Front Psychol ; 8: 2356, 2017.
Article in English | MEDLINE | ID: mdl-29410636

ABSTRACT

An attractor, in complex systems theory, is any state that is more easily or more often entered or acquired than departed or lost; attractor states therefore accumulate more members than non-attractors, other things being equal. In the context of language evolution, linguistic attractors include sounds, forms, and grammatical structures that are prone to be selected when sociolinguistics and language contact make it possible for speakers to choose between competing forms. The reasons why an element is an attractor are linguistic (auditory salience, ease of processing, paradigm structure, etc.), but the factors that make selection possible and propagate selected items through the speech community are non-linguistic. This paper uses the consonants in personal pronouns to show what makes for an attractor and how selection and diffusion work, then presents a survey of several language families and areas showing that the derivational morphology of pairs of verbs like fear and frighten, or Turkish korkmak 'fear, be afraid' and korkutmak 'frighten, scare', or Finnish istua 'sit' and istutta 'seat (someone)', or Spanish sentarse 'sit down' and sentar 'seat (someone)' is susceptible to selection.
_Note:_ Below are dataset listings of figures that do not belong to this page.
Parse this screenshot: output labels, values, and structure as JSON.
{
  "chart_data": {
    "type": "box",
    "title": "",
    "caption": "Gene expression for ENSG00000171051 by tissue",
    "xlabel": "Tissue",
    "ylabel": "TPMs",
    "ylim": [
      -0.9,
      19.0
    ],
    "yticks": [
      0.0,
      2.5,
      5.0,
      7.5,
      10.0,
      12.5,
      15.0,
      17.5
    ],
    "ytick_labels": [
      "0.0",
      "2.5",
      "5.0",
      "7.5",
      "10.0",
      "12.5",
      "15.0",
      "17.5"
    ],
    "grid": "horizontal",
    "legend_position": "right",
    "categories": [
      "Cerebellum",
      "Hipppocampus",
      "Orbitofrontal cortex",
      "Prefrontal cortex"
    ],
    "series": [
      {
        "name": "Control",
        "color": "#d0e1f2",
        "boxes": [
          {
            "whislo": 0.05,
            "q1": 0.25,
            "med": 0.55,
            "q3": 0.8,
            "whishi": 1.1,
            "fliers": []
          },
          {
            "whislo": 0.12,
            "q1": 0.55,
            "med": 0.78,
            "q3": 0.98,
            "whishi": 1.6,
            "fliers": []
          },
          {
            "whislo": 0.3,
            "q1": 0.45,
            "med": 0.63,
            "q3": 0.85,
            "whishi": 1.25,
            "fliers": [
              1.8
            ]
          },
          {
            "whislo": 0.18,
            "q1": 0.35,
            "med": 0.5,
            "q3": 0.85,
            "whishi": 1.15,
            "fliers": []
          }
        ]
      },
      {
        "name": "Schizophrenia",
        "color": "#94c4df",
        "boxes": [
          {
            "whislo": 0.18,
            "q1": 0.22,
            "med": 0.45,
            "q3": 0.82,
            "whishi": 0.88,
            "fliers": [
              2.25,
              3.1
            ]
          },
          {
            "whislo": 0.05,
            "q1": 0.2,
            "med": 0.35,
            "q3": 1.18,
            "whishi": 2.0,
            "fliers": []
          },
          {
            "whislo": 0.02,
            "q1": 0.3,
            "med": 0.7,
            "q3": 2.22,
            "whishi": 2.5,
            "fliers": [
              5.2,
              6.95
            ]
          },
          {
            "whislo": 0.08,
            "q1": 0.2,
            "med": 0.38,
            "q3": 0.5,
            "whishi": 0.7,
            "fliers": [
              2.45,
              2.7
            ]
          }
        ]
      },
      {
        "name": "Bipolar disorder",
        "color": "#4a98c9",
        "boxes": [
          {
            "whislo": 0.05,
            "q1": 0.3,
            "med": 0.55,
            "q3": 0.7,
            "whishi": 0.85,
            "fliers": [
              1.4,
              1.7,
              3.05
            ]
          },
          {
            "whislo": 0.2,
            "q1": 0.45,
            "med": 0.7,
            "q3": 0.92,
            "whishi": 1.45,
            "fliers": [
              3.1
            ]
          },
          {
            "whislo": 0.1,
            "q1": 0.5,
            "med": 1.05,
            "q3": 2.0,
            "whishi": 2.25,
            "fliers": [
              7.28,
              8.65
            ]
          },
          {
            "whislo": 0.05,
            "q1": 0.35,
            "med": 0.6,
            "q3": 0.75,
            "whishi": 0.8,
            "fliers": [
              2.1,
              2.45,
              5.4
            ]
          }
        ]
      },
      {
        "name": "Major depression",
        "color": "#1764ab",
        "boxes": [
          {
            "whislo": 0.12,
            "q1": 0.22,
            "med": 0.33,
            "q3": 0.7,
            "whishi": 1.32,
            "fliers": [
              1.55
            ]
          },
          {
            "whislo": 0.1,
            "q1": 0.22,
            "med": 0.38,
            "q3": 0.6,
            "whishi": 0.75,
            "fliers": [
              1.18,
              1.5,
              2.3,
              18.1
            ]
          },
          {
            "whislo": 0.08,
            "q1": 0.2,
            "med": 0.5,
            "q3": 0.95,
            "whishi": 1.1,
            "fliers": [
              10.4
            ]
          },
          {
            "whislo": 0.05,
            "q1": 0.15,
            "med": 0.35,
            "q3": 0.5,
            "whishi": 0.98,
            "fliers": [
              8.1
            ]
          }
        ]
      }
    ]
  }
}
Specifically, the Turkish and Finnish pattern, where 'seat' is derived from 'sit' by addition of a suffix-is an attractor and a favored target of selection. This selection occurs chiefly in sociolinguistic contexts of what is defined here as linguistic symbiosis, where languages mingle in speech, which in turn is favored by certain demographic, sociocultural, and environmental factors here termed frontier conditions. Evidence is surveyed from northern Eurasia, the Caucasus, North and Central America, and the Pacific and from both modern and ancient languages to raise the hypothesis that frontier conditions and symbiosis favor causativization.